Xu Bo, Li Changlong, Zhuang Hang, Wang Jiali, Wang Qingfeng, Wang Chao, Zhou Xuehai
School of Computer Science and Technology, University of Science and Technology of China, Hefei, 230027, China.
BMC Med Genomics. 2018 Nov 20;11(Suppl 5):100. doi: 10.1186/s12920-018-0415-1.
The clinical decision support system can effectively break the limitations of doctors' knowledge and reduce the possibility of misdiagnosis to enhance health care. The traditional genetic data storage and analysis methods based on stand-alone environment are hard to meet the computational requirements with the rapid genetic data growth for the limited scalability.
In this paper, we propose a distributed gene clinical decision support system, which is named GCDSS. And a prototype is implemented based on cloud computing technology. At the same time, we present CloudBWA which is a novel distributed read mapping algorithm leveraging batch processing strategy to map reads on Apache Spark.
Experiments show that the distributed gene clinical decision support system GCDSS and the distributed read mapping algorithm CloudBWA have outstanding performance and excellent scalability. Compared with state-of-the-art distributed algorithms, CloudBWA achieves up to 2.63 times speedup over SparkBWA. Compared with stand-alone algorithms, CloudBWA with 16 cores achieves up to 11.59 times speedup over BWA-MEM with 1 core.

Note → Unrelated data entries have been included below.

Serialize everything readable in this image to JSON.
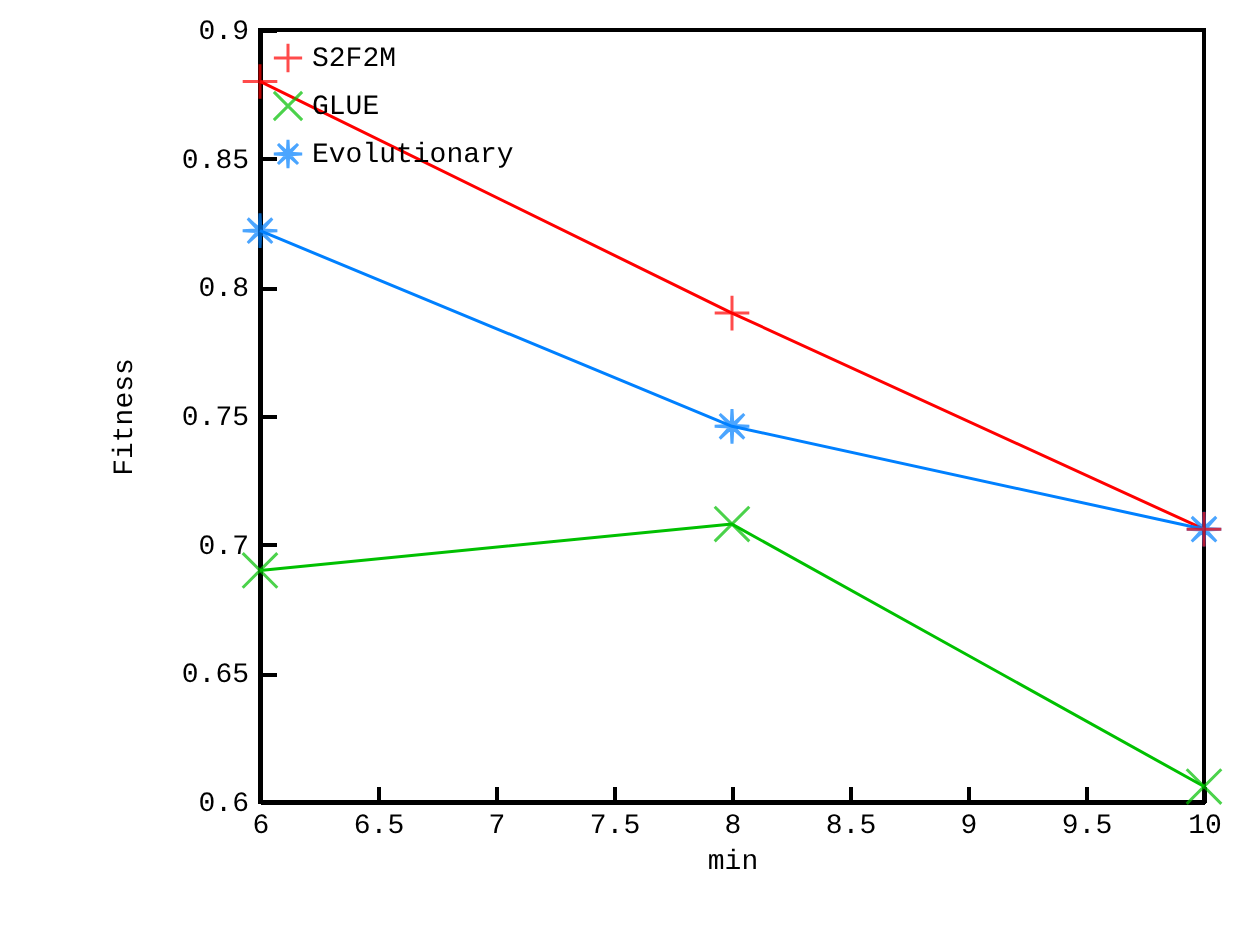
{
  "chart_data": {
    "type": "line",
    "xlabel": "min",
    "ylabel": "Fitness",
    "x": [
      6,
      8,
      10
    ],
    "series": [
      {
        "name": "S2F2M",
        "color": "#ff0000",
        "marker": "plus",
        "values": [
          0.88,
          0.79,
          0.706
        ]
      },
      {
        "name": "GLUE",
        "color": "#00c000",
        "marker": "cross",
        "values": [
          0.69,
          0.708,
          0.606
        ]
      },
      {
        "name": "Evolutionary",
        "color": "#0080ff",
        "marker": "star",
        "values": [
          0.822,
          0.746,
          0.706
        ]
      }
    ],
    "xlim": [
      6,
      10
    ],
    "xticks": [
      6,
      6.5,
      7,
      7.5,
      8,
      8.5,
      9,
      9.5,
      10
    ],
    "ylim": [
      0.6,
      0.9
    ],
    "yticks": [
      0.6,
      0.65,
      0.7,
      0.75,
      0.8,
      0.85,
      0.9
    ],
    "grid": false,
    "legend": "top left",
    "line_style": "solid"
  }
}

GCDSS is a distributed gene clinical decision support system based on cloud computing techniques. In particular, we incorporated a distributed genetic data analysis pipeline framework in the proposed GCDSS system. To boost the data processing of GCDSS, we propose CloudBWA, which is a novel distributed read mapping algorithm to leverage batch processing technique in mapping stage using Apache Spark platform.

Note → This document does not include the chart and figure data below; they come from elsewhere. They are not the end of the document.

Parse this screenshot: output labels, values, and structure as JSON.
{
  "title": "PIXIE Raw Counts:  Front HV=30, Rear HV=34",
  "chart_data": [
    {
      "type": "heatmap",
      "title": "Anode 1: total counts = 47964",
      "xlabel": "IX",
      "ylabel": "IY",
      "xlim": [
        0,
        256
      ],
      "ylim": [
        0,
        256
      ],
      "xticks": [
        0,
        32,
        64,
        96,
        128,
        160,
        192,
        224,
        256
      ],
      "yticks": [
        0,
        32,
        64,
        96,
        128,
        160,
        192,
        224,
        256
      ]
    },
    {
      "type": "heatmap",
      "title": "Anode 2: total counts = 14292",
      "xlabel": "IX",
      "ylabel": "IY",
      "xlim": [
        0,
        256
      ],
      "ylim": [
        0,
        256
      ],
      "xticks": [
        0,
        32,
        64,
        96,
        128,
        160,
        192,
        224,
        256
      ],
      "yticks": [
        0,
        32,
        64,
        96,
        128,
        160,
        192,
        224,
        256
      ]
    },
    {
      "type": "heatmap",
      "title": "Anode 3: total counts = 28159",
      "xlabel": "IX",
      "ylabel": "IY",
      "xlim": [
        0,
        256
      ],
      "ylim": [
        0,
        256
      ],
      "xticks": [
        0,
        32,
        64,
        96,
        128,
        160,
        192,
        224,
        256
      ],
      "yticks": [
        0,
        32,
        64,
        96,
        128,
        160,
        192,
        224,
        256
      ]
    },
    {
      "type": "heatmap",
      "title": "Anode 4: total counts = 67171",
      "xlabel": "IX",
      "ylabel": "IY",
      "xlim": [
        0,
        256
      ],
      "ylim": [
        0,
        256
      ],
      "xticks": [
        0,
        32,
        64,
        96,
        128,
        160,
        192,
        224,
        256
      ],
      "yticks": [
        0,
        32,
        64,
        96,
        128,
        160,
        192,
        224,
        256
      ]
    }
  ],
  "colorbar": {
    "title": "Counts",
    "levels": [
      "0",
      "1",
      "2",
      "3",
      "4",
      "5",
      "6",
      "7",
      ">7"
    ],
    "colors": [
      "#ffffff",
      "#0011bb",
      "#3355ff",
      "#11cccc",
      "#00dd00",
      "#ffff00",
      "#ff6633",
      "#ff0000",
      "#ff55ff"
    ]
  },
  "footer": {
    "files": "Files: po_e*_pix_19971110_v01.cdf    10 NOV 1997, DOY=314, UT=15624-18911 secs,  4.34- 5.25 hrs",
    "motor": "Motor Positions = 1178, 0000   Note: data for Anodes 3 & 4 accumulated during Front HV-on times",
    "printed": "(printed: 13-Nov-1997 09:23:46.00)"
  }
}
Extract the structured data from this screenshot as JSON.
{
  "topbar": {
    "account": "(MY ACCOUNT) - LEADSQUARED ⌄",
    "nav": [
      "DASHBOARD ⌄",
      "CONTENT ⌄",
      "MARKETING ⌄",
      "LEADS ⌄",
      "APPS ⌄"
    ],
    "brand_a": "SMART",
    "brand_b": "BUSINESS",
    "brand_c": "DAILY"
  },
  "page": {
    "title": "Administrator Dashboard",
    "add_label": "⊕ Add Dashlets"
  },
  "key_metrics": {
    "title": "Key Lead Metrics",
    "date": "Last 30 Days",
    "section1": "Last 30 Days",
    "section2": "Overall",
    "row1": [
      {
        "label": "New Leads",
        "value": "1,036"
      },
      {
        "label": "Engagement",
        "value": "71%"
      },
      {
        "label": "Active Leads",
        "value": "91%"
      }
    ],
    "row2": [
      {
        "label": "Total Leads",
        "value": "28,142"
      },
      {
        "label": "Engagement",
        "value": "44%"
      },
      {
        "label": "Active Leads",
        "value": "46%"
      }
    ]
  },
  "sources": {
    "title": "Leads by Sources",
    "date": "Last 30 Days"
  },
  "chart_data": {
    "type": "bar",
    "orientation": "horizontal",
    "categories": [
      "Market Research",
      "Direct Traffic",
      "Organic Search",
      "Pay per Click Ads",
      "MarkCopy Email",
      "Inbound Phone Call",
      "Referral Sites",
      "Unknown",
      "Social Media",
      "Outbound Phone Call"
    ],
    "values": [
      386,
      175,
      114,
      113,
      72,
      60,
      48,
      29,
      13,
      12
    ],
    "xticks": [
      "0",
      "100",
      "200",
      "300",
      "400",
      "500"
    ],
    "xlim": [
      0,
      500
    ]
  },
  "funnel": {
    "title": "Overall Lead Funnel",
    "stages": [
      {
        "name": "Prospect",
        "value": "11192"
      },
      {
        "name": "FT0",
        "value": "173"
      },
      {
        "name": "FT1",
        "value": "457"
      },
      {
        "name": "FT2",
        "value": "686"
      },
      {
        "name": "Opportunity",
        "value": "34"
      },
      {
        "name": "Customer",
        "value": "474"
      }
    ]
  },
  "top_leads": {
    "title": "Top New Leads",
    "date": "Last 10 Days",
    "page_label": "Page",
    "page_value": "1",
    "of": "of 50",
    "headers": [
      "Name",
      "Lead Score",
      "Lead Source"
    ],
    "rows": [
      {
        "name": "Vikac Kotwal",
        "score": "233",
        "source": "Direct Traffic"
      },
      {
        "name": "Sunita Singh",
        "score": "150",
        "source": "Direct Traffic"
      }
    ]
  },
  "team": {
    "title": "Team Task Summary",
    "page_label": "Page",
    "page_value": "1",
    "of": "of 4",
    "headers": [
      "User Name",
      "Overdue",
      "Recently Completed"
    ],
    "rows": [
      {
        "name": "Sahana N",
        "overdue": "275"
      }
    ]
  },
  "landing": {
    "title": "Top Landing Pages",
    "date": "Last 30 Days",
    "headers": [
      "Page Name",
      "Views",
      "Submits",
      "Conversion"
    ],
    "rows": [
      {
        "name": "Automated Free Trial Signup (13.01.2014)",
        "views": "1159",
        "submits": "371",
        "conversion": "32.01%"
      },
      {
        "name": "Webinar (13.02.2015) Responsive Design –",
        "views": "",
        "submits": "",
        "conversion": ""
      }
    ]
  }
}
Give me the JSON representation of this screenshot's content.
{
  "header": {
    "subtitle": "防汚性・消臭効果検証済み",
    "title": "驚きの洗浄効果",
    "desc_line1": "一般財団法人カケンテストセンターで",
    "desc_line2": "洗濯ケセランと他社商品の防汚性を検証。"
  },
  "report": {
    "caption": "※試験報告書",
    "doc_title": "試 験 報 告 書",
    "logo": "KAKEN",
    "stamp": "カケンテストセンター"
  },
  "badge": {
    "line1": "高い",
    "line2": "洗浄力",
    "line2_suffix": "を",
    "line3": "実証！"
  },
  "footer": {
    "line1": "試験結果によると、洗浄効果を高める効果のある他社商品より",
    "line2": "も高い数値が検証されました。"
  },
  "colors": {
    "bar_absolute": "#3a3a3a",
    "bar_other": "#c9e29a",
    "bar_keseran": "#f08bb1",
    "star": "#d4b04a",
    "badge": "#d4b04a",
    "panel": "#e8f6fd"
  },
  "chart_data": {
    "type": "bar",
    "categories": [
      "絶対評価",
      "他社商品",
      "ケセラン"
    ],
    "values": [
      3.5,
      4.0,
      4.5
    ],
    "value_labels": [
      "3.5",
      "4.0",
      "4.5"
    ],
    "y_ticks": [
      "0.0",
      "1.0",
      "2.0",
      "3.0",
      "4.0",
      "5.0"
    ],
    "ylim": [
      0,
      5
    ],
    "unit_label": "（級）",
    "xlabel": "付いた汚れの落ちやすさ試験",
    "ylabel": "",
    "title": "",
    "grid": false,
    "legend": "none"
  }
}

临床决策支持系统能够有效突破医生知识的局限,降低误诊可能性,从而改善医疗保健。基于单机环境的传统基因数据存储和分析方法,难以满足因基因数据快速增长而对扩展性要求有限的计算需求。
本文提出了一种分布式基因临床决策支持系统,名为GCDSS。并基于云计算技术实现了一个原型。同时,我们提出了CloudBWA,这是一种新颖的分布式读段比对算法,利用批处理策略在Apache Spark上进行读段比对。

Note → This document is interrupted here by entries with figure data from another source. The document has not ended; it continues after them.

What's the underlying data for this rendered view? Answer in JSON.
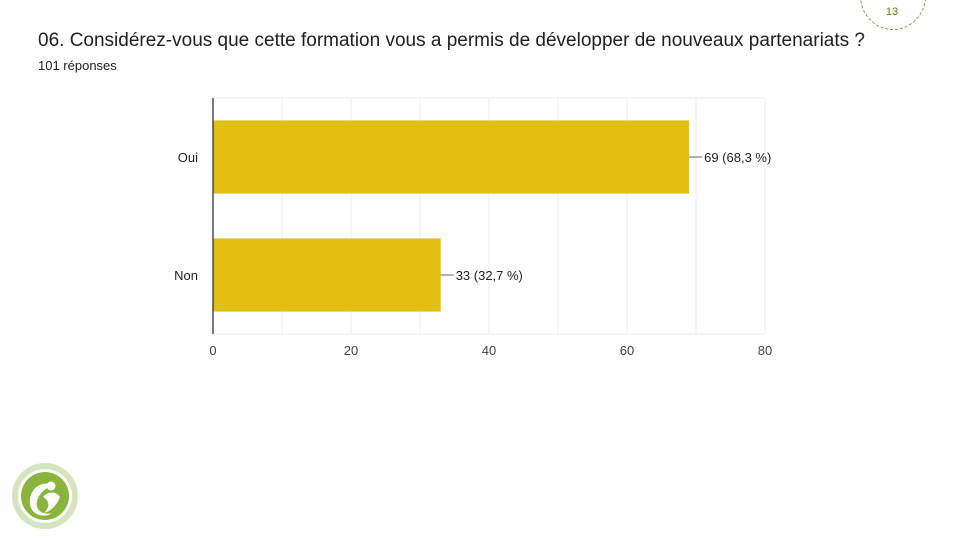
{
  "header": {
    "title": "06. Considérez-vous que cette formation vous a permis de développer de nouveaux partenariats ?",
    "responses": "101 réponses",
    "page_number": "13"
  },
  "chart_data": {
    "type": "bar",
    "orientation": "horizontal",
    "categories": [
      "Oui",
      "Non"
    ],
    "values": [
      69,
      33
    ],
    "data_labels": [
      "69 (68,3 %)",
      "33 (32,7 %)"
    ],
    "xlim": [
      0,
      80
    ],
    "xticks": [
      "0",
      "20",
      "40",
      "60",
      "80"
    ],
    "grid": true,
    "bar_color": "#e2c012"
  },
  "colors": {
    "accent": "#7aa03a",
    "grid": "#ececec",
    "axis": "#333333"
  },
  "logo": {
    "icon": "leaf-figure-logo-icon"
  }
}
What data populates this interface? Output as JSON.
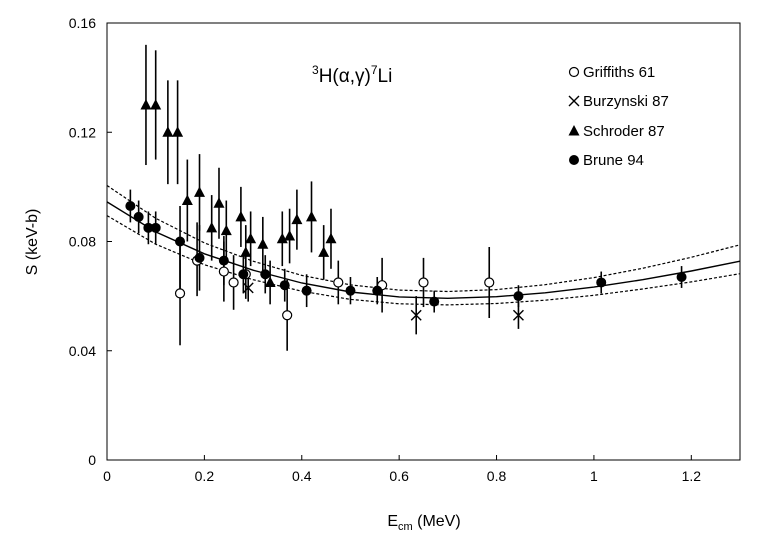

实验表明,分布式基因临床决策支持系统GCDSS和分布式读段比对算法CloudBWA具有出色的性能和卓越的扩展性。与最先进的分布式算法相比,CloudBWA比SparkBWA的加速比高达2.63倍。与单机算法相比,具有16个核心的CloudBWA比具有1个核心的BWA-MEM的加速比高达11.59倍。
GCDSS是一个基于云计算技术的分布式基因临床决策支持系统。特别是,我们在所提出的GCDSS系统中纳入了一个分布式遗传数据分析管道框架。为了提高GCDSS的数据处理能力,我们提出了CloudBWA,这是一种新颖的分布式读段比对算法,利用批处理技术在映射阶段使用Apache Spark平台。